5-Minute Bedtime Yoga for Kids: A Simple Stretching Routine
Share
A calming bedtime routine is essential for helping kids unwind and transition smoothly into sleep. One of the best ways to relax little bodies and minds before bed is through gentle bedtime yoga. Just five minutes of stretching can help release built-up energy, reduce anxiety and promote restful sleep.

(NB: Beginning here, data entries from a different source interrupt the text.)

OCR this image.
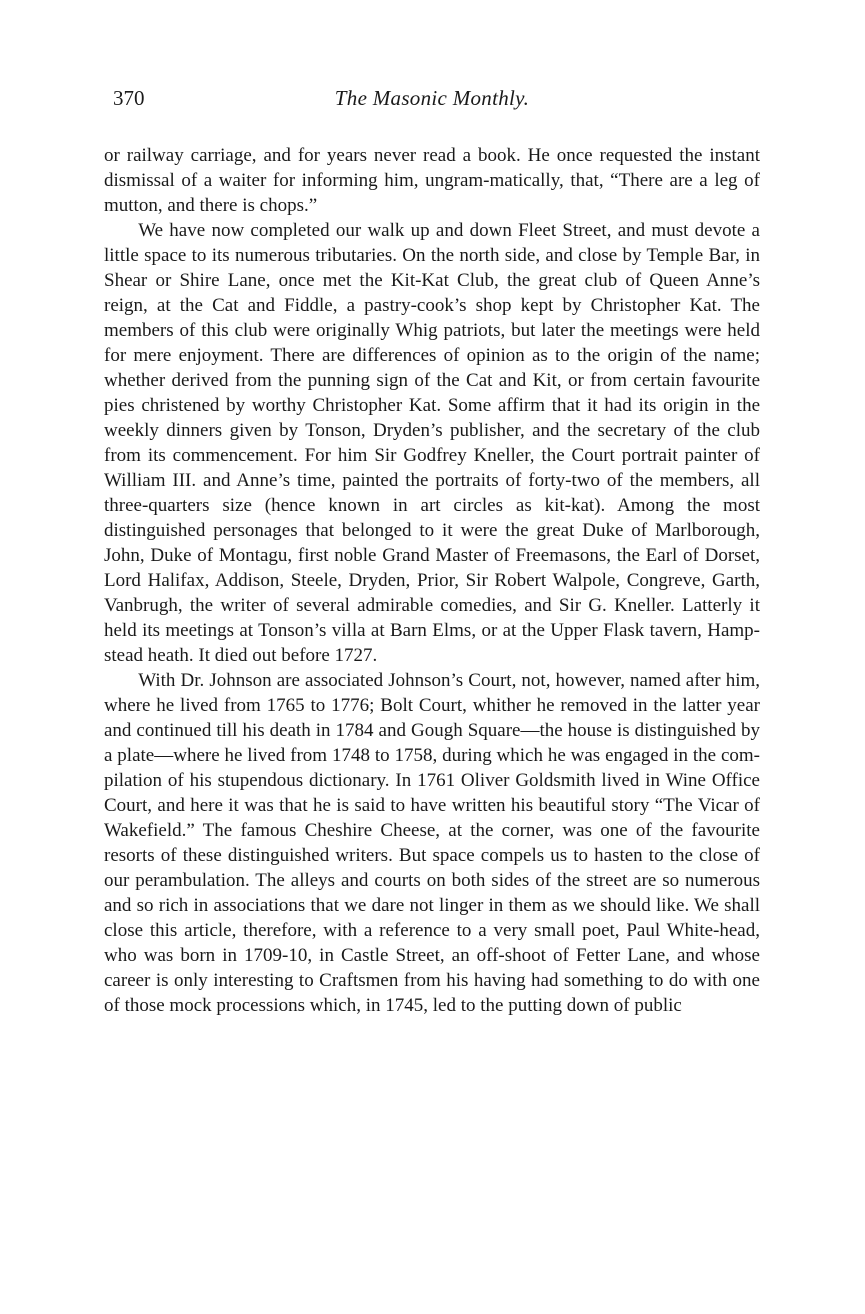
370	The Masonic Monthly.

or railway carriage, and for years never read a book. He once requested the instant dismissal of a waiter for informing him, ungram-matically, that, “There are a leg of mutton, and there is chops.”

We have now completed our walk up and down Fleet Street, and must devote a little space to its numerous tributaries. On the north side, and close by Temple Bar, in Shear or Shire Lane, once met the Kit-Kat Club, the great club of Queen Anne’s reign, at the Cat and Fiddle, a pastry-cook’s shop kept by Christopher Kat. The members of this club were originally Whig patriots, but later the meetings were held for mere enjoyment. There are differences of opinion as to the origin of the name; whether derived from the punning sign of the Cat and Kit, or from certain favourite pies christened by worthy Christopher Kat. Some affirm that it had its origin in the weekly dinners given by Tonson, Dryden’s publisher, and the secretary of the club from its commencement. For him Sir Godfrey Kneller, the Court portrait painter of William III. and Anne’s time, painted the portraits of forty-two of the members, all three-quarters size (hence known in art circles as kit-kat). Among the most distinguished personages that belonged to it were the great Duke of Marlborough, John, Duke of Montagu, first noble Grand Master of Freemasons, the Earl of Dorset, Lord Halifax, Addison, Steele, Dryden, Prior, Sir Robert Walpole, Congreve, Garth, Vanbrugh, the writer of several admirable comedies, and Sir G. Kneller. Latterly it held its meetings at Tonson’s villa at Barn Elms, or at the Upper Flask tavern, Hamp-stead heath. It died out before 1727.

With Dr. Johnson are associated Johnson’s Court, not, however, named after him, where he lived from 1765 to 1776; Bolt Court, whither he removed in the latter year and continued till his death in 1784 and Gough Square—the house is distinguished by a plate—where he lived from 1748 to 1758, during which he was engaged in the com-pilation of his stupendous dictionary. In 1761 Oliver Goldsmith lived in Wine Office Court, and here it was that he is said to have written his beautiful story “The Vicar of Wakefield.” The famous Cheshire Cheese, at the corner, was one of the favourite resorts of these distinguished writers. But space compels us to hasten to the close of our perambulation. The alleys and courts on both sides of the street are so numerous and so rich in associations that we dare not linger in them as we should like. We shall close this article, therefore, with a reference to a very small poet, Paul White-head, who was born in 1709-10, in Castle Street, an off-shoot of Fetter Lane, and whose career is only interesting to Craftsmen from his having had something to do with one of those mock processions which, in 1745, led to the putting down of public
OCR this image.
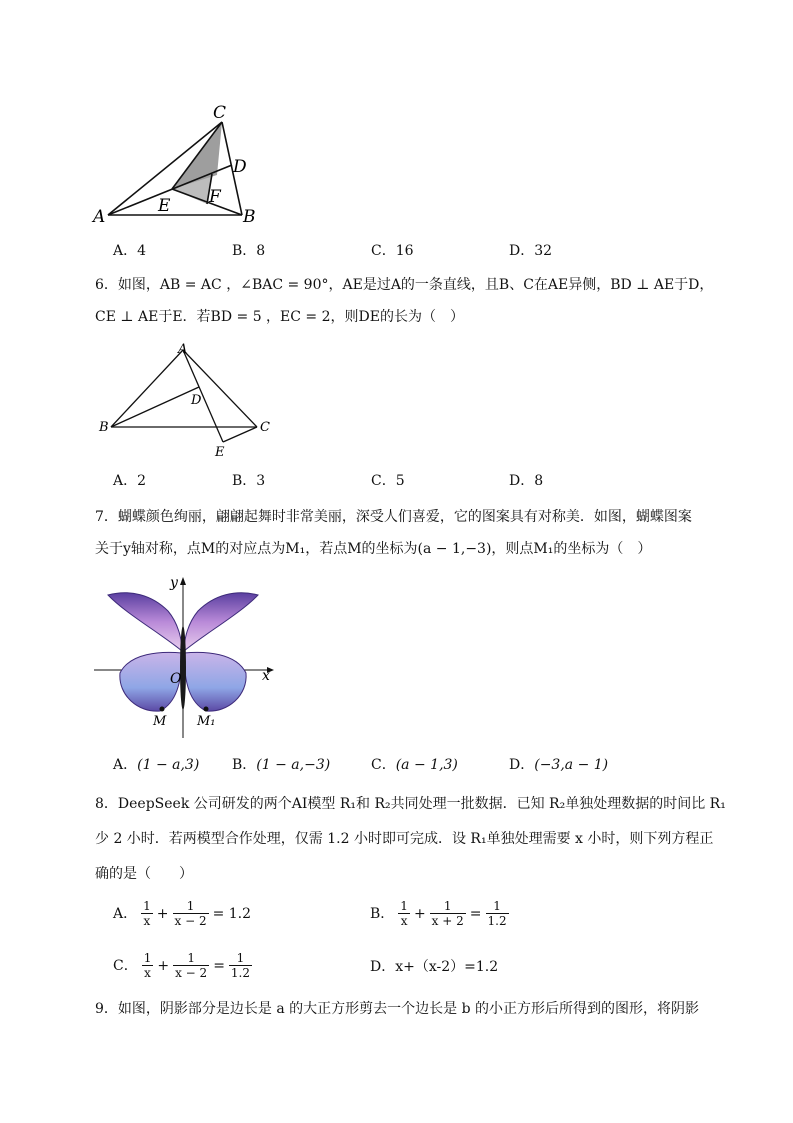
C
D
F
E
A	B
A．4	B．8	C．16	D．32
6．如图，AB = AC ，∠BAC = 90°，AE是过A的一条直线，且B、C在AE异侧，BD ⊥ AE于D，
CE ⊥ AE于E．若BD = 5 ，EC = 2，则DE的长为（　）
A
D
B	C
E
A．2	B．3	C．5	D．8
7．蝴蝶颜色绚丽，翩翩起舞时非常美丽，深受人们喜爱，它的图案具有对称美．如图，蝴蝶图案
关于y轴对称，点M的对应点为M₁，若点M的坐标为(a − 1,−3)，则点M₁的坐标为（　）
y
x
O
M M₁
A．(1 − a,3) B．(1 − a,−3)	C．(a − 1,3)	D．(−3,a − 1)
8．DeepSeek 公司研发的两个AI模型 R₁和 R₂共同处理一批数据．已知 R₂单独处理数据的时间比 R₁
少 2 小时．若两模型合作处理，仅需 1.2 小时即可完成．设 R₁单独处理需要 x 小时，则下列方程正
确的是（　　）
A． $\frac{1}{x} + \frac{1}{x - 2} = 1.2$	B． $\frac{1}{x} + \frac{1}{x + 2} = \frac{1}{1.2}$
C． $\frac{1}{x} + \frac{1}{x - 2} = \frac{1}{1.2}$	D．x+（x-2）=1.2
9．如图，阴影部分是边长是 a 的大正方形剪去一个边长是 b 的小正方形后所得到的图形，将阴影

This simple bedtime yoga routine is perfect for kids and can be easily incorporated into your nightly routine.
Benefits of Bedtime Yoga for Kids:
Yoga before bed offers numerous benefits, including:
-
Relaxing the body: Gentle stretching releases tension and prepares the body for rest.
-
Calming the mind: Slow breathing and movement help ease worries and bedtime resistance.
-
Improving sleep quality: Yoga has been shown to help children fall asleep faster and sleep more soundly.
-
Enhancing flexibility and posture: Simple poses improve body awareness and muscle relaxation.
5-Minute Bedtime Yoga Routine for Kids
1. Child’s Pose (Balasana) – 30 seconds
This cozy pose helps calm the nervous system and stretches the back.
-
Kneel on the floor, sit back on the heels, and stretch arms forward.
-
Rest the forehead on the ground and take slow, deep breaths.
2. Cat-Cow Stretch – 30 seconds
A great way to release tension in the back and improve flexibility.
-
Start on all fours with hands under shoulders and knees under hips.
-
Inhale, arch the back, and look up (Cow Pose).
-
Exhale, round the back, and tuck the chin to the chest (Cat Pose).
-
Repeat slowly for five breaths.
3. Butterfly Pose (Baddha Konasana) – 30 seconds
This pose opens up the hips and promotes relaxation.
-
Sit on the floor, bring the soles of the feet together, and let the knees drop out.
-
Hold the feet and gently flap the knees like butterfly wings.
4. Forward Fold (Paschimottanasana) – 30 seconds
A gentle stretch that helps calm the mind and relieve tension.
-
Sit with legs stretched out and reach for the toes while keeping the back straight.
-
Take deep breaths and relax into the stretch.
5. Legs-Up-The-Wall Pose (Viparita Karani) – 1 minute
This is a great relaxation pose that helps with circulation and calming the nervous system.
-
Lie on the back and rest the legs against a wall or on a bed.
-
Keep arms relaxed at the sides and take slow, deep breaths.
6. Easy Seated Pose with Deep Breathing – 1 minute
Ending the routine with deep breathing helps signal the body that it’s time for sleep.
-
Sit comfortably with legs crossed.
-
Close the eyes, take a deep breath in through the nose, and slowly exhale through the mouth.
-
Repeat five times, imagining peaceful, happy thoughts.
Making Yoga a Fun Bedtime Tradition
-
Use a bedtime story theme: Pretend to be animals in each pose (e.g., a cat for Cat Pose, a butterfly for Butterfly Pose).
-
Play soft music: Gentle instrumental lullabies enhance the calming experience.
-
Wear comfy pajamas: Soft, breathable sleepwear ensures comfort during stretches.